Wednesday, January 27, 2016

Revelation 3:9-13

In his message to the sixth church of Asia Minor, the glorified Jesus lovingly commends the church of Philadelphia for their faithfulness and endurance in the face of opposition. Like the church of Smyrna, the church at Philadelphia was a small church, but they were unwavering in their commitment to Christ. Now, while the other churches were receiving reproof and warnings this church was praised as a devoted and persevering church. Like Smyrna, this church was also facing persecution from the pagan culture and from the Jewish leaders in the city, but this did not keep them from faithfully obeying the commands of Christ.
As a reward, Christ promised them a number of things in this message. The first promise they received was that those who stood in opposition to them would one day bow in subjection to the message of the gospel. This was not a call for revenge, it was just a promise that one day justice would be set right. For now, they endured mocking and abuse, but because they had faithfully endured it, Jesus said that the mockers and abusers were destined to be changed into worshippers. In this one promise, Christ addresses the heart of human sinfulness that often derails gospel proclamation. Hurt feelings become bitterness, and bitterness grows into hatred, and hatred blossoms into vengeance of word or action. Enemies are evil, and often we desire their destruction. But here we see what happens if instead of seeking revenge, we sought to endure. Just as God is long-suffering, we too should be.
Through endurance and patience grace finds its most marvelous work. Now, having endured patiently, the church at Philadelphia was promised as the reward of their patience the conversion of their enemies. What a wonderful thing to be able to see those who normally would have caused pain, bitterness, and hatred, to instead receive God’s transforming grace that causes them to become those who cause joy, peace, and spiritual strength. Perhaps we too often short-circuit the work of God because unlike the Philadelphians we desire to get even or to constantly voice our problems with those around us. May God help us to patiently endure wrongdoing so that we too can rejoice in the day of conversion.

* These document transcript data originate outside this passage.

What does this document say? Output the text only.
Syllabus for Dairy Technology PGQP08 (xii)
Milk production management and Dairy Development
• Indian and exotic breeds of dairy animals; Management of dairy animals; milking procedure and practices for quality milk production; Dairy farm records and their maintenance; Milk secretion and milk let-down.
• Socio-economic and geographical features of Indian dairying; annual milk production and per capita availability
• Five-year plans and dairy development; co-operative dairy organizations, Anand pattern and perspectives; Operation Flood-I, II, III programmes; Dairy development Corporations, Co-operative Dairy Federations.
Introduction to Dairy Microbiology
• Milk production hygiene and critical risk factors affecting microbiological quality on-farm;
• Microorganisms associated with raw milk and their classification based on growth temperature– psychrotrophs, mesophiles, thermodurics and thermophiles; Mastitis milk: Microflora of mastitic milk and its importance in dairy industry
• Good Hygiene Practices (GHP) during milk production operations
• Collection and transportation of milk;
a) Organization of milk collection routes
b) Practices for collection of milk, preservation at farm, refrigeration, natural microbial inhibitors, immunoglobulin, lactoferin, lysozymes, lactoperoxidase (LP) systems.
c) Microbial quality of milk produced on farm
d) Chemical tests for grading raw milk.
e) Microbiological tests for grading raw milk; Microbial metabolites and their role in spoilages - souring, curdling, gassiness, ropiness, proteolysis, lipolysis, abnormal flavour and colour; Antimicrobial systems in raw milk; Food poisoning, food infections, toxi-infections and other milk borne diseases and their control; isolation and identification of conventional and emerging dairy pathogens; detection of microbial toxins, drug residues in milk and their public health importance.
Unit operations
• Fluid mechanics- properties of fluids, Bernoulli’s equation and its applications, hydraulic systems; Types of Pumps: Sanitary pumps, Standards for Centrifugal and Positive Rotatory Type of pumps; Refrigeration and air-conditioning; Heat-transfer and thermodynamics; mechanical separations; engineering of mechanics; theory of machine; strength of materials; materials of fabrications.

Finishing his message to the church at Philadelphia, Jesus promises so much more than seeing their enemies brought to faith. From verse 10 through 12, Christ tells the church that their faithful endurance has brought them the riches of heaven that cannot be taken away. Their eternal reward is secure, and they can rejoice because the day is coming when they will receive that reward. No trials or tribulation or troubles will be able to keep them from receiving what Christ promised them. Rather, they were destined to enjoy God forever. All that was left for them was to hold fast and continue doing what they had been doing.
What an encouraging letter this must have been. They were not perfect, and they knew that, but Christ sent a message through the Apostle John to tell them that they were doing well. The persecution must have been daunting, but they continued to be faithful, trusting that God would reward them in due time. Like Paul they could echo Romans 8:18, “For I reckon that the sufferings of this present time are not worthy to be compared with the glory which shall be revealed in us.” May God help us to patiently endure testing and frustration in the same grace and hope with which these dear saints persevered.
Reflect: What promises did Christ make to the church of Philadelphia? How do we sometimes undermine the promises of Christ?